These studies also indicate that the minority groups, especially women and the blacks, have accessed employment even in industries that were initially thought to be a “no go zone” for them.
For example, black people have equal opportunities to work in research institutions, institutions of higher education, the military, police, aviation and others. Equally, women have equal opportunities to seek employment in security and high risk jobs.
Nevertheless, several studies have portrayed the negative side of affirmative action or failures of certain programs or initiatives. The education system, for instance, is the most controversial industry when analyzing the negative outcomes of affirmative action.
Noteworthy, university and college admissions have strictly followed a number of guidelines that seek to implement affirmative action as much as possible.
While this gives the minority groups an equal chance to join the best and prestigious institutions of higher learning, it equally reduces the integrity of education, causes wastage of resources and denial of opportunities.
Some members of the majority groups are unable to join such institutions just because their places have been taken by less capable students from the minority groups (Crawford, 2005).
A 2012 report by CNN is a good example of some recent surveys that provide evidence of the problems associated with affirmative action within the modern context.
The report indicates that the affirmative action programs used in university and college admission in the country tend to “undermine the same goals and objectives they are meant for (Sander & Taylor, 2013).
It reports that students find themselves in a different and unfriendly environment, which often affects their educational outcomes.
For example, a student who would do extremely well at a state university is recruited to a member of the Ivy League, which makes him or her marginalized because he or she cannot cope with the educational demands in these institutions (Crawford, 2005).
On the other hand, a student who would do excellent at Harvard or Stanford is recruited away to a state university or college, undermining his or her capabilities just because he or she is a member of a majority group.
To justify the claim, the CNN report shows how some students from the minority groups are recruited into science and technology universities such as Stanford, MIT and Harvard but finds themselves in a group of students they cannot compete with (Sander & Taylor, 2013).
They tend to feel socially and academically isolated and develop low self esteem, which affects their achievements. Other studies indicate that such students tend to abandon these courses for “more fitting subjects”.
In this manner, the institutions loose the best brains (the students who lose their chances just because they are from the majority groups) and waste their resources (Hird, Reese & Shilvock, 2008).
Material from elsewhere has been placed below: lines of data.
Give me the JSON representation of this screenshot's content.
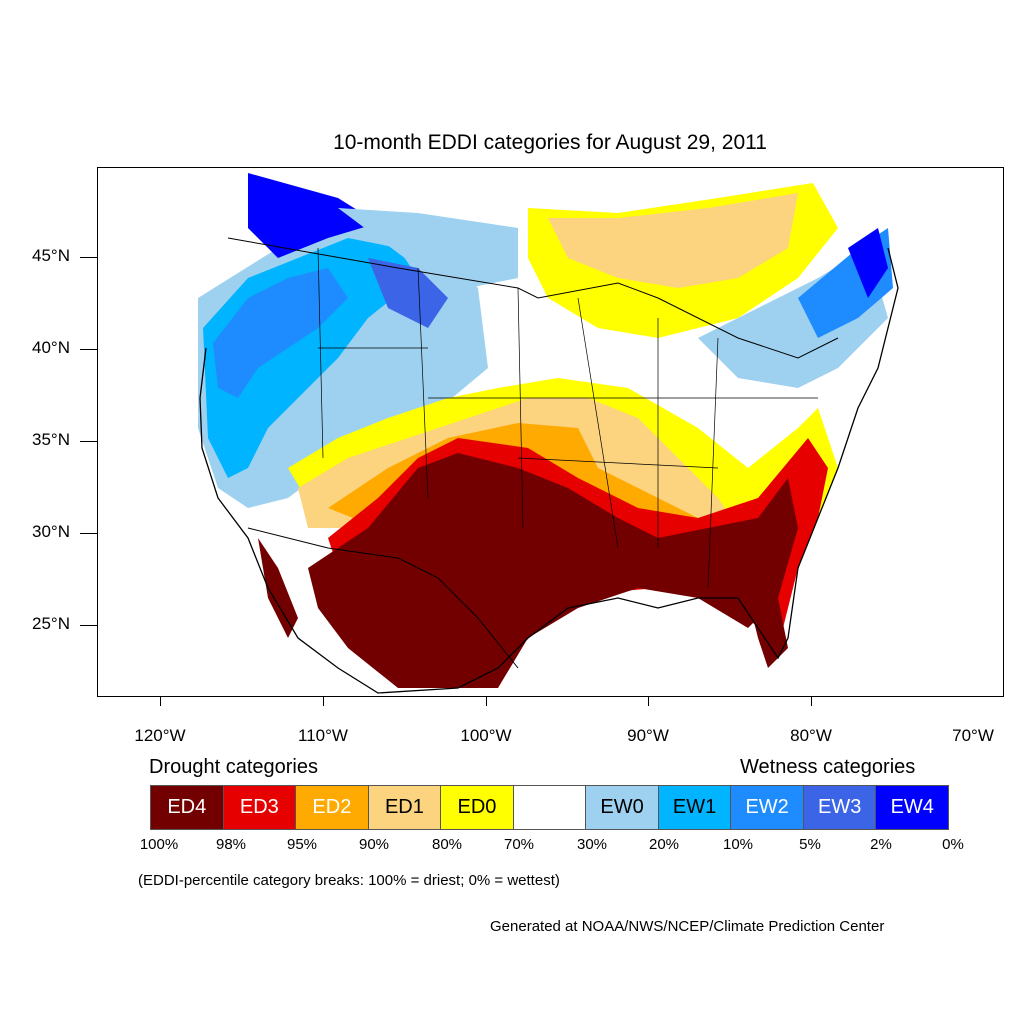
{
  "title": "10-month EDDI categories for August 29, 2011",
  "axes": {
    "x_ticks": [
      "120°W",
      "110°W",
      "100°W",
      "90°W",
      "80°W",
      "70°W"
    ],
    "y_ticks": [
      "45°N",
      "40°N",
      "35°N",
      "30°N",
      "25°N"
    ]
  },
  "legend": {
    "drought_heading": "Drought categories",
    "wetness_heading": "Wetness categories",
    "categories": [
      {
        "label": "ED4",
        "color": "#730000",
        "text_color": "#ffffff"
      },
      {
        "label": "ED3",
        "color": "#e60000",
        "text_color": "#ffffff"
      },
      {
        "label": "ED2",
        "color": "#ffaa00",
        "text_color": "#ffffff"
      },
      {
        "label": "ED1",
        "color": "#fcd37f",
        "text_color": "#000000"
      },
      {
        "label": "ED0",
        "color": "#ffff00",
        "text_color": "#000000"
      },
      {
        "label": "",
        "color": "#ffffff",
        "text_color": "#000000"
      },
      {
        "label": "EW0",
        "color": "#9ed1f0",
        "text_color": "#000000"
      },
      {
        "label": "EW1",
        "color": "#00b4ff",
        "text_color": "#000000"
      },
      {
        "label": "EW2",
        "color": "#1e8cff",
        "text_color": "#ffffff"
      },
      {
        "label": "EW3",
        "color": "#3c64e6",
        "text_color": "#ffffff"
      },
      {
        "label": "EW4",
        "color": "#0000ff",
        "text_color": "#ffffff"
      }
    ],
    "breaks": [
      "100%",
      "98%",
      "95%",
      "90%",
      "80%",
      "70%",
      "30%",
      "20%",
      "10%",
      "5%",
      "2%",
      "0%"
    ],
    "note": "(EDDI-percentile category breaks: 100% = driest; 0% = wettest)"
  },
  "credit": "Generated at NOAA/NWS/NCEP/Climate Prediction Center"
}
These reports are mere examples of numerous studies that have provided evidence of the negative impacts of affirmative action (Crawford, 2005). The problems highlighted in these studies tend to indicate the need for changes in affirmative action programs in almost all industries.
In the education system, for instance, it is necessary to locate admissions based on the student aspirations and academic strength besides racial, gender and ethnic classifications (Hird, Reese & Shilvock, 2008).
A student from the minority group with strong capabilities to take courses in social sciences or business should not be forced to join Ivy League institutions or STEM.
The opportunity to join a state university should therefore be provided and based on the need to balance the racial representation at that institution (Hird, Reese & Shilvock, 2008).
Secondly, the increase in the number of black and Hispanic people in the middle income class as well as the increase in the population of the blacks means that such groups are no longer “the minorities”.
Therefore, the conventional method of selection of students and employees should be reconsidered. For example, new affirmative action should be based on the gap between the rich and the poor, regardless of their color or origin.
In this way, affirmative action will be maintained but with effective changes to make sure it fits the modern social and economic realities.
Crawford, C. (2005). Racial Promotion Through Racial Exclusion. Society, 37(5), 37-43.
Dubnick, D., & Gitelson, A. (2009). American Government Sixth Edition. New York: Houghton Mifflin Company.
Dye, T. R. (2005). Understanding Public Policy. Pearson Education: New Jersey.
Hird, J. A., Reese, M., & Shilvock, M. (2008). Controversies in American Public Policy. Thomson/Wadsworth: Belmont.
Sander, R., & Taylor, S. (2013). Keep affirmative action but reform it. The CNN. Web.
Wu, F. H. (2010). Op-Ed: Why Affirmative Action is Necessary. Web.